The most appropriate assessment to perform is for cardiovascular disease risk (Option B). Patients with systemic lupus erythematosus (SLE) have a high risk for cardiovascular disease compared with the general population, including a greater risk for myocardial infarction and ischemic stroke, even in younger patients. Control of the underlying SLE may be the most important way to minimize this risk, but patients should also be screened for other modifiable risk factors. Assessment of diet, exercise, hypertension, diabetes mellitus, smoking, and potentially lipids are indicated in patients, including young patients, with SLE.

Patients with SLE have a higher overall risk for malignancies (particularly hematologic) but not cancer-related mortality; the risk for non-Hodgkin lymphoma is at least two to three times higher than in the general population. There may be an increased risk for cancers of the vulva, cervix, lung, thyroid, and possibly liver. Malignancy risk in SLE is tied to the use of immunosuppressive agents. Breast cancer risk (Option A) does not seem to be increased, but appropriate screening should be initiated in the future as indicated by guidelines.

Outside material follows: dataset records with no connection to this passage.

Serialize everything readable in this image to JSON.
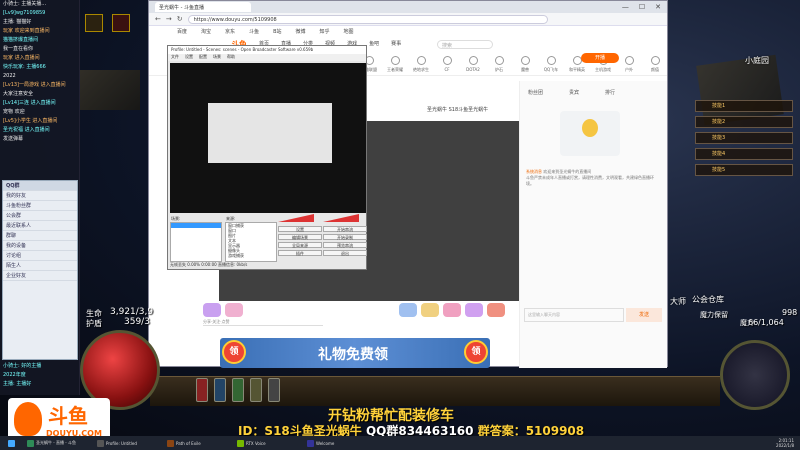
{
  "chat": {
    "lines": [
      {
        "text": "小骑士: 主播关播...",
        "tone": "white"
      },
      {
        "text": "[Lv9]wg7109859",
        "tone": "cyan"
      },
      {
        "text": "主播: 猫猫好",
        "tone": "white"
      },
      {
        "text": "玩家 欢迎来到直播间",
        "tone": "orange"
      },
      {
        "text": "猫猫挤爆直播间",
        "tone": "cyan"
      },
      {
        "text": "我一直在看你",
        "tone": "white"
      },
      {
        "text": "玩家 进入直播间",
        "tone": "orange"
      },
      {
        "text": "快乐玩家: 主播666",
        "tone": "cyan"
      },
      {
        "text": "2022",
        "tone": "white"
      },
      {
        "text": "[Lv13]一局游戏 进入直播间",
        "tone": "orange"
      },
      {
        "text": "大家注意安全",
        "tone": "white"
      },
      {
        "text": "[Lv14]三连 进入直播间",
        "tone": "cyan"
      },
      {
        "text": "宠物 欢迎",
        "tone": "white"
      },
      {
        "text": "[Lv5]小学生 进入直播间",
        "tone": "orange"
      },
      {
        "text": "圣光祝福 进入直播间",
        "tone": "cyan"
      },
      {
        "text": "发送弹幕",
        "tone": "white"
      }
    ],
    "qq": {
      "title": "QQ群",
      "rows": [
        "我的好友",
        "斗鱼粉丝群",
        "公会群",
        "最近联系人",
        "群聊",
        "我的设备",
        "讨论组",
        "陌生人",
        "企业好友"
      ]
    },
    "bottom_lines": [
      "小骑士: 好的主播",
      "2022年度",
      "主播: 主播好"
    ]
  },
  "browser": {
    "tab_label": "圣光蜗牛 - 斗鱼直播",
    "url": "https://www.douyu.com/5109908",
    "bookmarks": [
      "百度",
      "淘宝",
      "京东",
      "斗鱼",
      "B站",
      "微博",
      "知乎",
      "地图"
    ],
    "site_logo": "斗鱼",
    "nav_top": [
      "首页",
      "直播",
      "分类",
      "视频",
      "游戏",
      "鱼吧",
      "赛事"
    ],
    "search_placeholder": "搜索",
    "categories": [
      "英雄联盟",
      "王者荣耀",
      "绝地求生",
      "CF",
      "DOTA2",
      "炉石",
      "魔兽",
      "QQ飞车",
      "和平精英",
      "主机游戏",
      "户外",
      "颜值"
    ],
    "open_live_button": "开播",
    "room_title": "圣光蜗牛 S18斗鱼圣光蜗牛",
    "side_tabs": [
      "粉丝团",
      "贵宾",
      "排行"
    ],
    "notice_label": "系统消息",
    "notice_highlight": "欢迎来到圣光蜗牛的直播间",
    "notice_text": "斗鱼严禁未成年人直播或打赏，请理性消费，文明观看，共建绿色直播环境。",
    "chat_placeholder": "这里输入聊天内容",
    "send_button": "发送",
    "gift_input_placeholder": "分享·关注·点赞"
  },
  "obs": {
    "title": "Profile: Untitled - Scenes: scenes - Open Broadcaster Software v0.659b",
    "menu": [
      "文件",
      "设置",
      "配置",
      "场景",
      "帮助"
    ],
    "scenes_label": "场景:",
    "sources_label": "来源:",
    "sources": [
      "窗口捕获",
      "窗口",
      "图片",
      "文本",
      "显示器",
      "摄像头",
      "游戏捕获"
    ],
    "buttons": [
      "设置",
      "开始串流",
      "编辑场景",
      "开始录制",
      "全局来源",
      "预览串流",
      "插件",
      "退出"
    ],
    "status": "无帧丢失 0.00%    0:00:00    直播信息: 0kb/s"
  },
  "game": {
    "hp_label": "生命",
    "hp_value": "3,921/3,9",
    "es_label": "护盾",
    "es_value": "359/3",
    "mana_label": "魔力",
    "mana_value": "66/1,064",
    "mana_label2": "魔力保留",
    "top_right": "小庭园",
    "hideout": "公会仓库",
    "npc": "大师",
    "right_num": "998",
    "skills": [
      "技能1",
      "技能2",
      "技能3",
      "技能4",
      "技能5"
    ]
  },
  "banner": {
    "coin": "领",
    "text": "礼物免费领"
  },
  "overlay": {
    "line1": "开钻粉帮忙配装修车",
    "line2_a": "ID：S18斗鱼圣光蜗牛 ",
    "line2_b": "QQ群834463160 ",
    "line2_c": "群答案：5109908"
  },
  "brand": {
    "big": "斗鱼",
    "small": "DOUYU.COM"
  },
  "taskbar": {
    "items": [
      {
        "label": "圣光蜗牛 - 直播 - 斗鱼",
        "color": "#2e8b57"
      },
      {
        "label": "Profile: Untitled",
        "color": "#555555"
      },
      {
        "label": "Path of Exile",
        "color": "#8b4513"
      },
      {
        "label": "RTX Voice",
        "color": "#76b900"
      },
      {
        "label": "Welcome",
        "color": "#333399"
      }
    ],
    "time": "2:01:11",
    "date": "2022/1/8"
  }
}
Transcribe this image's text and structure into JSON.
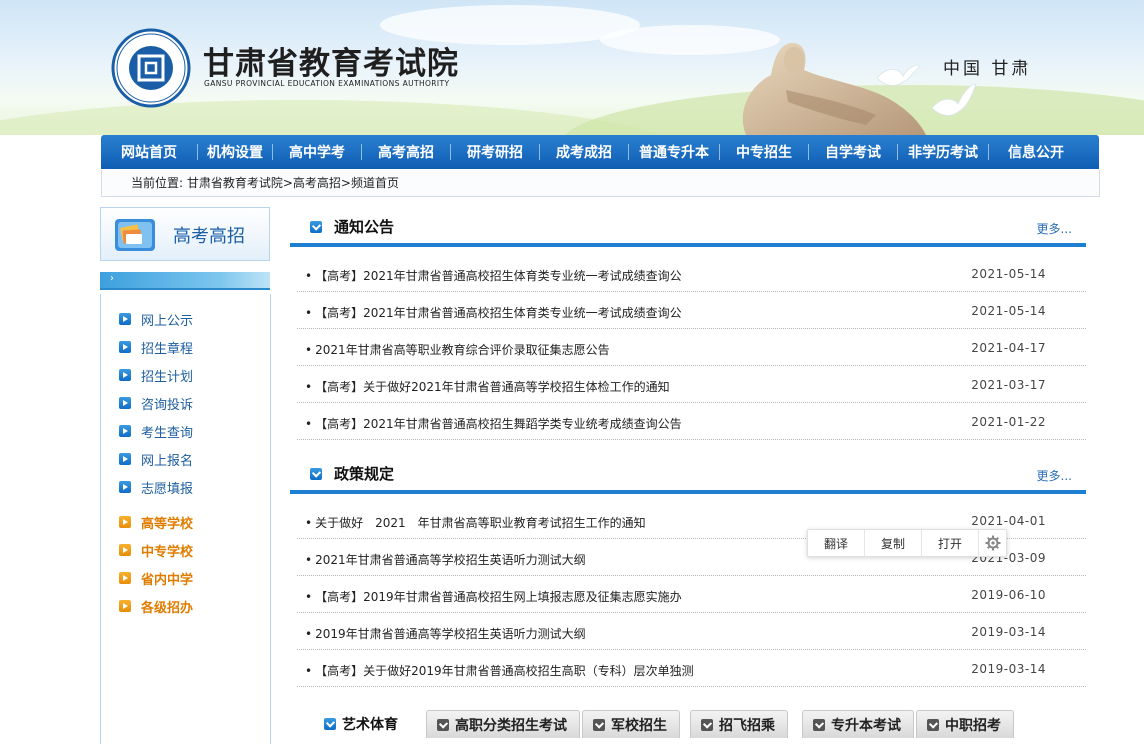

In patients with SLE, normocytic, normochromic inflammatory anemia is common; autoimmune hemolytic anemia occurs in approximately 10% and correlates with SLE activity. Lymphopenia/leukopenia is also common but usually mild. Thrombocytopenia occurs in 30% to 50% of patients with SLE, and approximately 10% develop severe thrombocytopenia (platelet count <50,000/μL [50 × 109/L]) in isolation or in conjunction with hemolytic anemia. Iron overload syndromes (Option C), such as hemochromatosis, are not a morbidity of SLE unless associated with increased transfusion requirements.

Some patients with SLE or overlap syndromes can have interstitial lung disease that would warrant additional testing with pulmonary function testing or chest CT. However, this patient is asymptomatic, and assessment for pulmonary disease (Option D) is not warranted.

Key Points

  • Patients with systemic lupus erythematosus have a high risk for cardiovascular disease compared with the general population, including a greater risk for myocardial infarction and ischemic stroke, even in younger patients.
  • Control of the underlying systemic lupus erythematosus may be the most important way to minimize cardiovascular risk, but patients should also be screened for other modifiable risk factors.